I could understand ... the things I've been through in life ... I was so thankful even if things weren't the best ... I was grateful for what I had ... at least 'I had that'. When I survived cancer ... the chemotherapy drug (adriamycin) damaged my heart ... didn't matter, it saved my life ... and it was my trade-off to live. I was so thankful.
So, when she said she was thankful 'for at least that, the ability to walk not the best ... but, at least ... walk' ... I truly understood what she meant.
She turned the faucet off with her good hand ... I had already pulled several paper towels out of the towel dispenser to dry her hand. I put my hand out to take her hand ... I gently dried each finger so no water was left on her hand. I felt emotion inside ... I felt love for her, I cared so much. I felt the need to ... protect her.
She never minded me helping her ... her husband had come back inside the restroom ... he had knocked on the door, and I told him to come in. He stood to the side, watching ... smiling. He seemed happy watching us.
I held her good hand in mind, told her goodbye. I patted it as I spoke. I walked to the door ... opened it, held it so her husband could push out in her wheelchair.
I stood there for a moment watching them go out into waiting area. I choked up ... I realized who she reminded me of ... she reminded me of Grandma Alma ... when she held out her good hand to me. I had the strange sensation of being the little girl I was when I lived with her.

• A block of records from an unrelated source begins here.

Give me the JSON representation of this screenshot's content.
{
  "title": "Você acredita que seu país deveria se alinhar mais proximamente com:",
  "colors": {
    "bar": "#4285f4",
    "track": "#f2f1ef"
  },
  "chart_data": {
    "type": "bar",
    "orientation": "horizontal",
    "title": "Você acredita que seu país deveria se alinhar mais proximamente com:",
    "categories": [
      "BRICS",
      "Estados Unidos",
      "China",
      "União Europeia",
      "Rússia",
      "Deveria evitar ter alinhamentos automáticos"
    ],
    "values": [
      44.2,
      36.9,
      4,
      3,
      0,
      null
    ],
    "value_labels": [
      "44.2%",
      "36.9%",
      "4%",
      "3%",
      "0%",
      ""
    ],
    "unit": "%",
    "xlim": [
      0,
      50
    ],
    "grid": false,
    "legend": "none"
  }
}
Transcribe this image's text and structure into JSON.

My Grandma Alma only had ... one good hand. The lady had one good hand ... I held it in my hands with pure love.
*** My Grandma Alma is gone ... today I felt I got to see her ... hold her one good hand. Gloria Faye Brown Bates/aka Granny Gee ***
Note by this Author:
As you all know ... my Grandma Alma had a stroke many years ago, lived for twenty-some years ... paralyzed. She only had one 'good' hand ... one 'good' leg. Whenever she walked with her walker ... George was always by her side. George was blind. George was the only grandfather I ever knew.
Grandma Alma would drag her 'bad' leg as she walked ... her 'bad' hand hung by her side. George was blind, Grandma Alma was paralyzed on one side.

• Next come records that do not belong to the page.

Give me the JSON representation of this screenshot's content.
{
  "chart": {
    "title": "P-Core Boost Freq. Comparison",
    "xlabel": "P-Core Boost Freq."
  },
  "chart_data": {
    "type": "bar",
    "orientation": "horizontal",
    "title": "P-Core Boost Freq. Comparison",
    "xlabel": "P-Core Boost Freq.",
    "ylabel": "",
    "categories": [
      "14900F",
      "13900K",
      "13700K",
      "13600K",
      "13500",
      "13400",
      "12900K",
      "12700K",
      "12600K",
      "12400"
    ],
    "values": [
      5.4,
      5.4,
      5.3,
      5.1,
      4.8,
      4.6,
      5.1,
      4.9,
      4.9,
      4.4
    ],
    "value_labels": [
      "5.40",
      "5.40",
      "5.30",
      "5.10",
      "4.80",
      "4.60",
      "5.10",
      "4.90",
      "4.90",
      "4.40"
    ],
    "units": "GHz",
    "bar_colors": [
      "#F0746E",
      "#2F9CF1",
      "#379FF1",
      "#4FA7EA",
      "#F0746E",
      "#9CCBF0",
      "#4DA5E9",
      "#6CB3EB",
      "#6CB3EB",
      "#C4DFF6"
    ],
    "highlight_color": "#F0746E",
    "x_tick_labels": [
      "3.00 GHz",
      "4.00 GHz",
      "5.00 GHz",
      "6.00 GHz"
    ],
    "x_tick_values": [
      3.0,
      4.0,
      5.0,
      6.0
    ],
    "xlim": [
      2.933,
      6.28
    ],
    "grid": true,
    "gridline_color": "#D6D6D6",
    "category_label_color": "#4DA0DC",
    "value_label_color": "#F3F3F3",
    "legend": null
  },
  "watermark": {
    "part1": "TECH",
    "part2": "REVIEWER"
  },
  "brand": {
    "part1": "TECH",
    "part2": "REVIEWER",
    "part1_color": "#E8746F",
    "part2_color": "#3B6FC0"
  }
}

I lived with them as a child ... they lived in pure Hell ... all the children who lived with them was loved by them ... but, they couldn't stop the Hell from burning them ... scarring them for life.
I thought of my beautiful Grandma Alma today ... when I held that woman's ... good hand. I hope she will never forget me ... because I helped her with ... pure love ... just as I would with my Grandma Alma.